Seven-time Major League Baseball All-Star Dick Allen has passed away at the age of 78. The baseball star played for the Los Angeles Dodgers, Chicago White Sox, St. Louis Cardinals, Oakland Athletics and Philadelphia Phillies during his 15-year career. Allen earned Rookie of the Year honors in 1964, Most Valuable Player honors in 1972 and seven MLB All-Star Game appearances.
"The Phillies are heartbroken over the passing today of our dear friend and co-worker, Dick Allen," the Phillies stated
"Dick will be remembered as not just one of the greatest and most popular players in our franchise's history, but also as a courageous warrior who had to overcome far too many obstacles to reach the level he did. Dick's iconic status will resonate for generations of baseball fans to come as one of the all-time greats to play America's pastime."
In addition to issuing a statement, the Phillies have decided to honor Allen by retiring his jersey. He will become the first player in the team's history to have his number retired without being inducted in to the Baseball Hall of Fame.

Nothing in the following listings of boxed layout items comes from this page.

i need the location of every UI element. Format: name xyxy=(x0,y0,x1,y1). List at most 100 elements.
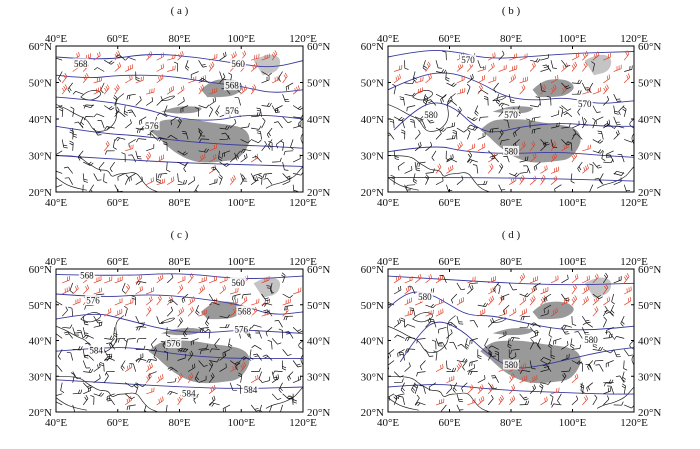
wind-barb xyxy=(292,393,297,404)
wind-barb xyxy=(405,348,416,353)
contour-label: 580 xyxy=(424,110,438,120)
wind-barb xyxy=(93,67,105,72)
wind-barb xyxy=(529,331,538,339)
wind-barb xyxy=(582,322,594,328)
wind-barb xyxy=(393,64,403,72)
wind-barb xyxy=(198,153,206,163)
lat-tick-label: 50°N xyxy=(29,78,52,90)
wind-barb xyxy=(509,337,520,342)
wind-barb xyxy=(571,284,577,295)
wind-barb xyxy=(208,395,216,406)
wind-barb xyxy=(168,299,178,306)
wind-barb xyxy=(190,338,199,346)
wind-barb xyxy=(533,282,541,292)
wind-barb xyxy=(562,111,573,118)
wind-barb xyxy=(393,285,402,295)
wind-barb xyxy=(464,338,470,349)
wind-barb xyxy=(498,102,510,108)
wind-barb xyxy=(404,336,416,342)
lat-tick-label: 60°N xyxy=(307,41,330,53)
wind-barb xyxy=(613,129,620,140)
wind-barb xyxy=(530,103,541,108)
wind-barb xyxy=(416,338,426,344)
wind-barb xyxy=(56,300,63,306)
wind-barb xyxy=(414,273,422,284)
wind-barb xyxy=(198,327,209,332)
lon-tick-label: 120°E xyxy=(289,197,317,209)
wind-barb xyxy=(208,293,218,302)
contour-label-bg xyxy=(143,120,160,131)
lat-tick-label: 30°N xyxy=(307,151,330,163)
wind-barb xyxy=(261,71,272,76)
wind-barb xyxy=(205,316,210,327)
wind-barb xyxy=(210,166,220,174)
wind-barb xyxy=(548,338,553,349)
wind-barb xyxy=(114,62,122,72)
wind-barb xyxy=(104,335,115,340)
wind-barb xyxy=(156,52,165,61)
wind-barb xyxy=(219,161,230,167)
wind-barb xyxy=(477,74,486,84)
wind-barb xyxy=(613,401,624,406)
wind-barb xyxy=(445,150,450,161)
wind-barb xyxy=(167,65,176,72)
wind-barb xyxy=(250,62,258,72)
wind-barb xyxy=(261,53,270,61)
wind-barb xyxy=(241,293,252,299)
wind-barb xyxy=(282,349,292,356)
contour-label-bg xyxy=(85,295,102,306)
coastline xyxy=(160,317,175,323)
wind-barb xyxy=(508,282,517,291)
wind-barb xyxy=(60,382,65,393)
height-contour xyxy=(388,176,634,182)
wind-barb xyxy=(104,371,115,376)
lat-tick-label: 60°N xyxy=(29,41,52,53)
wind-barb xyxy=(177,353,186,361)
wind-barb xyxy=(570,173,575,184)
contour-label: 570 xyxy=(578,99,592,109)
contour-label: 576 xyxy=(145,121,159,131)
wind-barb xyxy=(509,64,518,72)
wind-barb xyxy=(156,137,168,142)
wind-barb xyxy=(72,90,84,95)
wind-barb xyxy=(468,282,478,288)
wind-barb xyxy=(219,323,230,329)
wind-barb xyxy=(467,370,478,376)
wind-barb xyxy=(467,124,478,129)
wind-barb xyxy=(401,129,406,140)
wind-barb xyxy=(292,121,302,129)
wind-barb xyxy=(571,90,582,95)
wind-barb xyxy=(435,127,447,132)
wind-barb xyxy=(72,389,83,395)
height-contour xyxy=(393,102,634,133)
wind-barb xyxy=(425,309,434,317)
wind-barb xyxy=(222,349,231,357)
wind-barb xyxy=(509,172,520,177)
wind-barb xyxy=(477,132,486,140)
wind-barb xyxy=(581,327,590,335)
wind-barb xyxy=(400,317,405,328)
wind-barb xyxy=(498,394,504,406)
wind-barb xyxy=(416,371,426,377)
wind-barb xyxy=(187,76,197,84)
lon-tick-label: 80°E xyxy=(168,33,190,45)
lon-tick-label: 60°E xyxy=(438,256,460,268)
wind-barb xyxy=(190,71,199,79)
wind-barb xyxy=(456,316,464,325)
wind-barb xyxy=(529,374,538,384)
wind-barb xyxy=(288,395,294,405)
wind-barb xyxy=(58,71,63,82)
wind-barb xyxy=(146,387,155,395)
wind-barb xyxy=(572,133,583,140)
wind-barb xyxy=(606,150,614,159)
wind-barb xyxy=(84,354,94,361)
wind-barb xyxy=(508,349,514,360)
wind-barb xyxy=(540,396,548,406)
wind-barb xyxy=(550,122,560,129)
contour-label: 570 xyxy=(461,55,475,65)
wind-barb xyxy=(398,119,405,129)
wind-barb xyxy=(487,317,495,328)
wind-barb xyxy=(469,360,478,367)
wind-barb xyxy=(580,382,585,393)
wind-barb xyxy=(274,121,283,129)
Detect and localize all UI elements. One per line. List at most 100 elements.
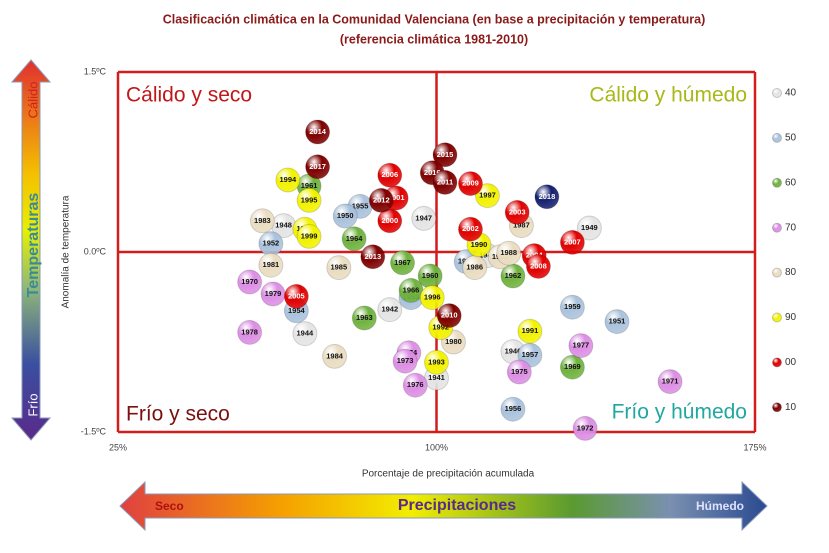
point-label: 1967 bbox=[394, 258, 411, 267]
point-label: 1943 bbox=[479, 251, 496, 260]
point-label: 2000 bbox=[381, 216, 398, 225]
point-label: 1951 bbox=[609, 317, 626, 326]
point bbox=[572, 415, 598, 441]
point-label: 1969 bbox=[564, 362, 581, 371]
point bbox=[506, 359, 532, 385]
legend-swatch bbox=[772, 177, 782, 188]
point bbox=[249, 208, 275, 234]
point bbox=[436, 303, 462, 329]
point bbox=[237, 269, 263, 295]
point-label: 1997 bbox=[479, 191, 496, 200]
point-label: 1959 bbox=[564, 302, 581, 311]
point-label: 1960 bbox=[422, 271, 439, 280]
legend-label: 10 bbox=[785, 402, 797, 413]
legend-label: 50 bbox=[785, 133, 797, 144]
point-label: 1941 bbox=[428, 373, 445, 382]
point-label: 1971 bbox=[662, 377, 679, 386]
legend-label: 40 bbox=[785, 88, 797, 99]
point-label: 2012 bbox=[373, 195, 390, 204]
point-label: 2005 bbox=[288, 291, 305, 300]
point bbox=[500, 396, 526, 422]
y-tick-label: 0.0ºC bbox=[84, 246, 107, 256]
legend-swatch bbox=[772, 312, 782, 323]
point-label: 1957 bbox=[522, 350, 539, 359]
point-label: 2003 bbox=[509, 207, 526, 216]
point-label: 2014 bbox=[309, 127, 327, 136]
point-label: 1984 bbox=[326, 351, 344, 360]
point-label: 1944 bbox=[297, 329, 315, 338]
point bbox=[525, 253, 551, 279]
point-label: 1955 bbox=[352, 201, 369, 210]
point bbox=[419, 285, 445, 311]
arrow-label: Húmedo bbox=[696, 499, 744, 513]
point bbox=[258, 252, 284, 278]
point bbox=[296, 223, 322, 249]
point-label: 1962 bbox=[505, 271, 522, 280]
point-label: 1994 bbox=[280, 175, 298, 184]
point-label: 1954 bbox=[288, 306, 306, 315]
point-label: 1964 bbox=[346, 234, 364, 243]
point bbox=[296, 187, 322, 213]
point-label: 1986 bbox=[466, 263, 483, 272]
point-label: 1978 bbox=[241, 327, 258, 336]
point bbox=[559, 294, 585, 320]
arrow-label: Seco bbox=[155, 499, 184, 513]
x-axis-title: Porcentaje de precipitación acumulada bbox=[362, 469, 535, 480]
point bbox=[351, 305, 377, 331]
arrow-label: Frío bbox=[25, 393, 40, 416]
point bbox=[292, 321, 318, 347]
point bbox=[457, 171, 483, 197]
point-label: 1946 bbox=[505, 347, 522, 356]
y-axis-title: Anomalía de temperatura bbox=[61, 195, 72, 308]
point-label: 1973 bbox=[397, 356, 414, 365]
point-label: 2017 bbox=[309, 162, 326, 171]
chart-title: Clasificación climática en la Comunidad … bbox=[163, 12, 706, 26]
point-label: 1985 bbox=[330, 263, 347, 272]
legend-label: 90 bbox=[785, 312, 797, 323]
point-label: 1977 bbox=[573, 341, 590, 350]
point-label: 1981 bbox=[263, 260, 280, 269]
point bbox=[411, 205, 437, 231]
point-label: 2016 bbox=[424, 168, 441, 177]
y-tick-label: -1.5ºC bbox=[81, 426, 107, 436]
legend-swatch bbox=[772, 88, 782, 98]
point bbox=[534, 184, 560, 210]
legend-swatch bbox=[772, 132, 782, 143]
point bbox=[360, 244, 386, 270]
quadrant-label: Cálido y seco bbox=[126, 84, 252, 107]
point bbox=[657, 369, 683, 395]
point-label: 2002 bbox=[462, 224, 479, 233]
point-label: 1993 bbox=[428, 357, 445, 366]
point bbox=[604, 309, 630, 335]
legend-label: 00 bbox=[785, 357, 797, 368]
point-label: 1983 bbox=[254, 216, 271, 225]
point bbox=[424, 349, 449, 375]
point bbox=[377, 162, 403, 188]
point-label: 1992 bbox=[432, 323, 449, 332]
legend-label: 80 bbox=[785, 267, 797, 278]
legend-label: 70 bbox=[785, 222, 797, 233]
point-label: 1949 bbox=[581, 223, 598, 232]
point bbox=[305, 154, 331, 180]
point-label: 1975 bbox=[511, 367, 528, 376]
point bbox=[402, 372, 428, 398]
point bbox=[504, 199, 530, 225]
point bbox=[237, 319, 263, 345]
point-label: 1970 bbox=[241, 277, 258, 286]
point-label: 1987 bbox=[513, 221, 530, 230]
point-label: 1947 bbox=[415, 213, 432, 222]
legend-swatch bbox=[772, 267, 782, 278]
point-label: 1999 bbox=[301, 231, 318, 240]
point-label: 2011 bbox=[437, 177, 453, 186]
point bbox=[326, 255, 352, 281]
point bbox=[368, 187, 394, 213]
chart-subtitle: (referencia climática 1981-2010) bbox=[340, 32, 528, 46]
point bbox=[517, 318, 543, 344]
point bbox=[332, 203, 358, 229]
point-label: 1995 bbox=[301, 195, 318, 204]
point-label: 1966 bbox=[403, 285, 420, 294]
point-label: 1963 bbox=[356, 313, 373, 322]
point-label: 1976 bbox=[407, 380, 424, 389]
arrow-label: Temperaturas bbox=[25, 193, 42, 298]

"Dick was a sensitive Black man who refused to be treated as a second-class citizen. He played in front of home fans that were products of that racist era [with] racist teammates and different rules for whites and Blacks," his former teammate Mike Schmidt said.
"Fans threw stuff at him, and thus Dick wore a batting helmet throughout the whole game. They yelled degrading racial slurs. They dumped trash in his front yard at his home. In general, he was tormented, and it came from all directions. And Dick rebelled."
Schmidt has campaigned for Allen's induction into the Baseball Hall of Fame. The former American League MVP finished one vote shy of being inducted in 2014. He will have another shot at next year when the voting committee reconvenes.
Away from the field, Allen had a successful career as a musician. He leaves behind his wife, Willa, and will be reunited with his late daughter, Terri.